One reason the Bears are off to a 2-0 start in 2020 is because of Mitchell Trubisky.
Don’t believe me? Fine. Let’s check in with Pro Football Focus scribe Sam Monson, who writes: “If Trubisky plays the remaining 14 games at the level he has played the opening two, Chicago will earn one of those [wild card] spots and be playing January football once more.”
And then there’s this:
Grades are out for Week 2!
Trubisky the 7th-highest graded QB of the week, showed an improved process & had a lot of nice intermediate throws. Second ARob INT in my opinion wasn't Trubisky or ARob's fault, it's why you pay James Bradberry $14.5M per yearhttps://t.co/ZXpEs8HOoa
— Brad Spielberger (@PFF_Brad) September 21, 2020
Mitch Trubisky was the #Bears highest-graded offensive player in the Week 2 win over the Giants at 80.2 overall pic.twitter.com/ZfvjeYWRJQ
— PFF CHI Bears (@PFF_Bears) September 21, 2020
The Bears’ highest-graded offensive player? *AND* the seventh-highest-graded quarterback in Week 2?
Oh my!
To be honest, I still need to be convinced by more than a two-game stretch. Preferably, we’d see a similar two-game stretch against potential contenders. To be clear, I don’t write this with the intent to take anything away from what Trubisky has done to this point. It’s just that I’ve been fooled by a small sample rope-a-dope before. And shredding the Lions late in Week 1 and the Giants early in Week 2 is just not enough yet. But, I mean, hey: Trubisky played his best statistical game since Week 12 of the 2018 season per PFF’s analytics, which is one of the most encouraging things I’ve read to this point of the year.
One of the most important trends thus far is Trubisky’s willingness to throw it downfield. It starts with 60.9 percent of Trubisky’s throws have gone past the sticks. That represents a 16.3 percentage-point increase over 2019 and a 17.4 percentage-point difference compared to his 2017-19 numbers. In other words, a more confident and aggressive Trubisky slinging the pill has led to increased production. Fortune favors the bold. And to this point, the juice has been worth the squeeze from a results standpoint.

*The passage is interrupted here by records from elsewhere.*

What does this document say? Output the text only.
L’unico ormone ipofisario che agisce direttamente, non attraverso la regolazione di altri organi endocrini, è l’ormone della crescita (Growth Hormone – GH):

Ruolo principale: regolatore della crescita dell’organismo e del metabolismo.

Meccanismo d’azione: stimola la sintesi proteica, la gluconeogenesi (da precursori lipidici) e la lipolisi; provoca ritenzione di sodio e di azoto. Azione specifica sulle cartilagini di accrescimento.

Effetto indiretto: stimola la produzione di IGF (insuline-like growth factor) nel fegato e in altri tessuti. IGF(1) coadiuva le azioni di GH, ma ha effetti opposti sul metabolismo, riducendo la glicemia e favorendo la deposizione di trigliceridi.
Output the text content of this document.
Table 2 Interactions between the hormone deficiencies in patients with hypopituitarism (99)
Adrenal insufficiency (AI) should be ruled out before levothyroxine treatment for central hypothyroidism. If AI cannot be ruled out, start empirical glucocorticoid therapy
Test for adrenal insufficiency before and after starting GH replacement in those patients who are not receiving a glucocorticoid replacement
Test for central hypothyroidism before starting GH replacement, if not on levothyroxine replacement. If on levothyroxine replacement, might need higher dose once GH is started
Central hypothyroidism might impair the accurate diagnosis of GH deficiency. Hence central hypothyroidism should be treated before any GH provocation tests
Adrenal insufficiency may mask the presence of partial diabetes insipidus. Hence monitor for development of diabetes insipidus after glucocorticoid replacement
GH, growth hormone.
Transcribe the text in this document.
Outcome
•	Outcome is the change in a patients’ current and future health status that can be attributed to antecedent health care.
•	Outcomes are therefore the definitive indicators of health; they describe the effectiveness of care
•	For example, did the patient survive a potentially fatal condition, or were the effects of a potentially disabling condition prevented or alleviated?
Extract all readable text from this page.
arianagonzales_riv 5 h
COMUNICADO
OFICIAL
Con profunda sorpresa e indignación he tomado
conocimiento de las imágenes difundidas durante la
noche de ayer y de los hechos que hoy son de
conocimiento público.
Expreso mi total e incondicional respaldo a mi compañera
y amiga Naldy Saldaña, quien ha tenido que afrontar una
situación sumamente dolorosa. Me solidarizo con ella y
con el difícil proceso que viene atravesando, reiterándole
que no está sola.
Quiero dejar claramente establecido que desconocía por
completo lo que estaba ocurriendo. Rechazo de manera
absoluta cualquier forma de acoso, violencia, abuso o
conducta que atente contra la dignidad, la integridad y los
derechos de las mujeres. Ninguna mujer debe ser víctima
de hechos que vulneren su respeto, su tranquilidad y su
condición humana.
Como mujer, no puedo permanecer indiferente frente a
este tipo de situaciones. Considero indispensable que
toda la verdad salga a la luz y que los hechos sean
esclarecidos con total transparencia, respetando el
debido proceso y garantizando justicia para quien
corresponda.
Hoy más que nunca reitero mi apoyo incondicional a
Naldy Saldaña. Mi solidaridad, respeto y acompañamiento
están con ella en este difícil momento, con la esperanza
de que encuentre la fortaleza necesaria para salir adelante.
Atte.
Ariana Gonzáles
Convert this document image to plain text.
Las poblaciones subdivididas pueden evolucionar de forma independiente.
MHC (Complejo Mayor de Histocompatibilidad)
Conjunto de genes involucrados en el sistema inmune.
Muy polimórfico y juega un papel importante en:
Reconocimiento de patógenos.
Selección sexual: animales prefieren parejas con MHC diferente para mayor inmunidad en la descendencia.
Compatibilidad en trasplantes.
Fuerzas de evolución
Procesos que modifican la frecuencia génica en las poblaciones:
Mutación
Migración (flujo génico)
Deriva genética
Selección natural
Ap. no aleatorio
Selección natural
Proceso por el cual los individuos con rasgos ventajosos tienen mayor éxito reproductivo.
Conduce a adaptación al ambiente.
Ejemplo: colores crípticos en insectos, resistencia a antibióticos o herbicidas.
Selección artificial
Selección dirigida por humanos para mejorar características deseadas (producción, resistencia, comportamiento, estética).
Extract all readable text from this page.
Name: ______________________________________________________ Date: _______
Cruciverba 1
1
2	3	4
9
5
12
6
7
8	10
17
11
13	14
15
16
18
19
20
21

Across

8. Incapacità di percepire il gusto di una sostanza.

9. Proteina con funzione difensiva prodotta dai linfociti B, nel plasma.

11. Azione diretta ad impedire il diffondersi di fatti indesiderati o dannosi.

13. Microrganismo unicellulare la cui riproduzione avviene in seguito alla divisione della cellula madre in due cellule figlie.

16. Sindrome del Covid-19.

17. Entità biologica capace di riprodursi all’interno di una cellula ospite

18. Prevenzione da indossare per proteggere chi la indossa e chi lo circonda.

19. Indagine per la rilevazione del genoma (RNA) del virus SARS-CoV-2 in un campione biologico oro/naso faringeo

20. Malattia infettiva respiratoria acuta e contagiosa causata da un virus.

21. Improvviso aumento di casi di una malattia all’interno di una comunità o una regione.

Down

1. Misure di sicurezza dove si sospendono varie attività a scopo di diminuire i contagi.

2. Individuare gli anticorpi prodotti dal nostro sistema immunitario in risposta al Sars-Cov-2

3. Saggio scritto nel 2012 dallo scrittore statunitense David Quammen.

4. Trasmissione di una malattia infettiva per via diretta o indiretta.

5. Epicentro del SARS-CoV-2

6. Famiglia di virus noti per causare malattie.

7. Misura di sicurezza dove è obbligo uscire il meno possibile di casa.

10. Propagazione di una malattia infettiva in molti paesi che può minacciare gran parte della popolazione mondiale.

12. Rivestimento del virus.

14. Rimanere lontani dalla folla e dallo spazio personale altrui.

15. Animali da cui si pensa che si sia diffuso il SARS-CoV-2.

And to make things that much sweeter, Trubisky isn’t doing it all alone.
Trubisky has plenty of reason to have the confidence to throw downfield with conviction.
It starts up front. Charles Leno Jr. is PFF’s third-highest-graded pass-blocking tackle. Only Rams veteran Andrew Whitworth (88.9) and Ravens stud Ronnie Stanley (90.1) have been better than Leno (85.5). Free agent addition Germain Ifedi has been impressive in his own way. The tackle-turned-guard on a one-year “prove it” deal has the 11th-best pass-blocking grade among the 72 qualifying guards. Center Cody Whitehair ranks in the top-10 at his position. And James Daniels checks in among the top-30.
In short, improved line play has opened things up for Trubisky, the skill-position players, and the rest of the offense. No, the Bears aren’t racking up the points yet. But this is how the offense was supposed to work. If this play continues, the points will eventually come. There’s still stuff to work through, but the underlying numbers are far more encouraging than what I expected them to be through two games.
Which brings me back to Trubisky’s early season leap. Trubisky’s improvements have him playing a key role in the Bears’ 2-0 start. He isn’t just along for the ride. He’s making things happen. It’s something that this storyline is even developing this way knowing that Trubisky saw his team show interest in Teddy Bridgewater, Cam Newton, Andy Dalton, and Tom Brady (among others?), ultimately trade for Nick Foles, decline the fifth-year option on his rookie contract, and thrust him into a competition for a starting job. You can’t predict football, my friends.
It’s mind-blowing that a player who was on the cusp of losing his starting job has been a main contributor to start the 2020 NFL season. I’m not sure you can write a better script than seeing a player pushed to the edge, only to emerge as his best self. It’s early. And there’s a lot to write between now and the end of this football season. But I’m here for the ride. The Trubisky rollercoaster has had its ups and downs in the past, but isn’t the unpredictability of it all why we watch football in the first place?